Journey to the Savage Planet was released for the PlayStation 4, Windows, and the Xbox One in January 2020, followed by a Nintendo Switch port in May. The studio subsequently explored ideas for licensed games, cloud gaming technology, and a sequel, eventually launching production on the latter. With the onset of the COVID-19 pandemic at this time, the Typhoon Studios team worked remotely and never entered Google's offices. A Stadia version was released on February 1, 2021, in an "Employee of the Month Edition" exclusive to the service. On the same day, Google announced the closure of Stadia Games and Entertainment and its studios in Montreal and Los Angeles. Around 150 people were affected, and the entire Typhoon Studios team left the company. Stadia had reportedly missed targets for hardware sales and monthly active users, the latter by hundreds of thousands. Hutchinson later argued that Google had unrealistic expectations for its games, such as being only feasible for cloud gaming, being universally liked, and having the scale of big-budget titles made by teams of several hundred people. While all internal game development ceased, a critical bug in Journey to the Savage Planets Stadia version required Google to scramble for developers to resolve it three weeks later.

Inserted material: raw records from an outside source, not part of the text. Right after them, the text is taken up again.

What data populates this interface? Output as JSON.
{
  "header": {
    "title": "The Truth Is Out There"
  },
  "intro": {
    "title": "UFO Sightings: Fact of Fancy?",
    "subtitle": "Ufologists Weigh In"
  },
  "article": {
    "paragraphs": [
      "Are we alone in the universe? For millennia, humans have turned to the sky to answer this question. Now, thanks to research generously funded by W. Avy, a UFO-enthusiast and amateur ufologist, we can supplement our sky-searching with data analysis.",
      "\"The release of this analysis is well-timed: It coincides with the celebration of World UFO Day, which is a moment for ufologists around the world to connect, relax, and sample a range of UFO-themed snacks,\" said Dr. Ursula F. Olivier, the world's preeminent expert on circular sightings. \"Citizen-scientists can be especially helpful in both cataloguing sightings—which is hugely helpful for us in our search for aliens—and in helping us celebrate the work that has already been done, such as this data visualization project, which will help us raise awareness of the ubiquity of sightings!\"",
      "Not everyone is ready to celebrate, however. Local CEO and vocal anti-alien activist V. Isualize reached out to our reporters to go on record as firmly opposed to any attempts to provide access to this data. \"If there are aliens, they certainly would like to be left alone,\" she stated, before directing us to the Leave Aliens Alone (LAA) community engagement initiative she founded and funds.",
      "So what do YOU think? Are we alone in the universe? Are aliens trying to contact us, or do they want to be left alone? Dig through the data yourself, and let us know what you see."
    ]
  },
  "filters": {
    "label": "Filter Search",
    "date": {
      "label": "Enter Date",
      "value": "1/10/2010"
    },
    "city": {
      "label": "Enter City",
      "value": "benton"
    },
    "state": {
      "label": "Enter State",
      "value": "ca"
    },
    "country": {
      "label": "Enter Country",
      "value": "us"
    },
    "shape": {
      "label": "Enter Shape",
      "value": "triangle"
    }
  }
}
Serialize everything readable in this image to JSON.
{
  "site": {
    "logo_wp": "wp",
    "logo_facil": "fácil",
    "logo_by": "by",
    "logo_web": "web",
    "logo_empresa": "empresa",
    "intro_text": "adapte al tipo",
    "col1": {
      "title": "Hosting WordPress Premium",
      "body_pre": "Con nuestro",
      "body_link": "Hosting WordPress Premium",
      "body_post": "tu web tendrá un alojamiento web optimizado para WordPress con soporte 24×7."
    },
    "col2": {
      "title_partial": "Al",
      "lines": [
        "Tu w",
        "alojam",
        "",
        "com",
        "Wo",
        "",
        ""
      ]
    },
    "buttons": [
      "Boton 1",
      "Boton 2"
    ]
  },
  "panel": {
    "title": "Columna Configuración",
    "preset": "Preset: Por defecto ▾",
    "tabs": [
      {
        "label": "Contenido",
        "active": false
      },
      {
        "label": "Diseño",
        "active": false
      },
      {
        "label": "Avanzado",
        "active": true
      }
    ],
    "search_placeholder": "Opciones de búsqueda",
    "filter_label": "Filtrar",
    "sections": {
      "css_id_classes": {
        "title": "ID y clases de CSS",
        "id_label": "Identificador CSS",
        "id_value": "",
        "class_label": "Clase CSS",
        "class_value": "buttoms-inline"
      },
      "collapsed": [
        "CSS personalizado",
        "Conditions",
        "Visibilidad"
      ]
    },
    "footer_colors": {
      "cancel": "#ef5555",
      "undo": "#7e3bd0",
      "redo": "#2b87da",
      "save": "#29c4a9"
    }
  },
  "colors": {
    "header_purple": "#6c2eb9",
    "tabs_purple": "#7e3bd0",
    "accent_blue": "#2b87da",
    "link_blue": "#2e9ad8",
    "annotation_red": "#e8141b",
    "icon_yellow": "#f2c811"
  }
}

Following the closure, Hutchinson and Schneider worked with Bilodeau, the chief technology officer Yannick Simard, and the technical design director Marc-Antoine Lussier to establish Raccoon Logic. After initially being self-funded, Tencent provided the studio with a "large initial investment", allowing it to work on prototypes before reaching out to publishers. The studio then acquired the IP and source code of Journey to the Savage Planet from Google, as well as other unrealized work. 505 Games handed the studio the IP's publishing rights in exchange for future royalties on the original game. At the time the studio was announced on August 11, 2021, 75% of its staff were former Typhoon Studios workers. Raccoon Logic announced a sequel, Revenge of the Savage Planet, in August 2024. Using Tencent's funding, the studio self-published it in May 2025. By this time, Raccoon Logic had 30 employees, of whom roughly half were formerly of Typhoon Studios.